Titre 1er. Lutte contre le changement climatique
Article 2.

I - La lutte contre le changement climatique est placée au premier rang des priorités. Dans cette perspective, est confirmé l'engagement pris par la France de diviser par quatre ses émissions de gaz à effet de serre entre 1990 et 2050 en réduisant de 3% par an, en moyenne, les rejets de gaz à effet de serre dans l'atmosphère, afin de ramener à cette échéance ses émissions annuelles de gaz à effet de serre à un niveau inférieur à 140 millions de tonnes équivalent de dioxyde de carbone. (fraction de texte non reproduite : politique arctique) La France se fixe comme objectif de devenir l'économie la plus efficiente en équivalent carbone de la Communauté européenne d'ici 2020. A cette fin, elle prendra toute sa part à la réalisation de l'objectif de réduction d'au moins 20% des émissions de gaz à effet de serre de la Communauté européenne à cette échéance, cet objectif étant porté à 30% pour autant ue d'autres pays industriels hors de la Communauté européennes s'engagent sur des objectifs comparables et que les pays en développement les plus avancés apportent une contribution adaptée. Elle soutiendra également la conclusion d'engagements internationaux contraignants de réduction des émissions.
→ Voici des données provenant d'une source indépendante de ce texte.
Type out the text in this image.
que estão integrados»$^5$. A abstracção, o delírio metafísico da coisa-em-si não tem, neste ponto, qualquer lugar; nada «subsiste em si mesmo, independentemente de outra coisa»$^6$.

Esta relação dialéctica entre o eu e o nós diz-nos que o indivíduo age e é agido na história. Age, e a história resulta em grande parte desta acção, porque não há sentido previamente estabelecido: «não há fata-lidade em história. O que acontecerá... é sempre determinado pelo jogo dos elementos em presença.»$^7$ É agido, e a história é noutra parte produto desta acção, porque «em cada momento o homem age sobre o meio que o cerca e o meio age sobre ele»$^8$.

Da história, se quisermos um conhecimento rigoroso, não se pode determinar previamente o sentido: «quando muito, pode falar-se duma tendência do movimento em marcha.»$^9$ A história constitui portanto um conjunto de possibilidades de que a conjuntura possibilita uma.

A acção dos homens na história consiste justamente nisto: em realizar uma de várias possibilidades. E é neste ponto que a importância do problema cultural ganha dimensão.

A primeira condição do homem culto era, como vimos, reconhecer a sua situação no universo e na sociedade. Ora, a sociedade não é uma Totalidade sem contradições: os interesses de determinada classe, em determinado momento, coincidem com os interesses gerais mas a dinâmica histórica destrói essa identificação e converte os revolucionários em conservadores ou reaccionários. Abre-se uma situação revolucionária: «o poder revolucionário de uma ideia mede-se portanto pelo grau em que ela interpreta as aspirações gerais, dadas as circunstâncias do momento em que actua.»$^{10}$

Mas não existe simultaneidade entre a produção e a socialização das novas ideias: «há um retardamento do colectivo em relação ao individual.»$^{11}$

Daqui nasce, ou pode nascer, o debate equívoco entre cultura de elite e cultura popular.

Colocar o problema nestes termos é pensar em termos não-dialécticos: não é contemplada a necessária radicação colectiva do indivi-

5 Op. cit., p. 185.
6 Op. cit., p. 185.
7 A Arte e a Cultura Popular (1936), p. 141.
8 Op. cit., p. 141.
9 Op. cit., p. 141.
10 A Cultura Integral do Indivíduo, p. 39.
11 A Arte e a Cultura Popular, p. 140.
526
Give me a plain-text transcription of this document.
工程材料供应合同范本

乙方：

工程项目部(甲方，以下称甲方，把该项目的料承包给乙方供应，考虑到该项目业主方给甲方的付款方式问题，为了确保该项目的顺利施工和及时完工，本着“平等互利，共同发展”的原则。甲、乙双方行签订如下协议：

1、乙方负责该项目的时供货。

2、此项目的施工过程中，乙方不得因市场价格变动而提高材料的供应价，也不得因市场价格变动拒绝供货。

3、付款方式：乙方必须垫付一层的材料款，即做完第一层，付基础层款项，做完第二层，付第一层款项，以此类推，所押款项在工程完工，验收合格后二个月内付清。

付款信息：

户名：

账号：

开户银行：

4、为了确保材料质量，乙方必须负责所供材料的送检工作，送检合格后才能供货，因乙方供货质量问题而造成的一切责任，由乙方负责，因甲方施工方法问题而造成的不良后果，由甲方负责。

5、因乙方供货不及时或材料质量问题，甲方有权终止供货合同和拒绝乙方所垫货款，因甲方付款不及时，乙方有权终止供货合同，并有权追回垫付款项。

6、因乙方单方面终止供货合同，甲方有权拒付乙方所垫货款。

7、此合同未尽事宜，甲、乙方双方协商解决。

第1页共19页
Elle concourra de la même manière à la réalisation de l'objectif d'amélioration de 20% de l'efficacité énergétique de la Communauté européenne et s'engage à porter la part des énergies renouvelables à au moins 23% de sa consommation d'énergie finale d'ici à 2020.

II – Les mesures nationales de lutte contre le changement climatique porteront en priorité sur la baisse de la consommation d'énergie des bâtiments et la réduction des émissions des gaz à effet de serre des secteurs des transports et de l'énergie. Ces mesures sont conçues selon une approche conjointe de protection de la qualité de l'air et d'atténuation du changement climatique. La maîtrise de la demande d'énergie constitue la solution durable au problème des coûts croissant de l'énergie pour les consommateurs, notamment pour les ménages les plus démunis particulièrement exposés au renchérissement des énergies fossiles. Le programme d'économies d'énergie dans le secteur du logement comprendra des actions ciblées de lutte contre la précarité énergétique.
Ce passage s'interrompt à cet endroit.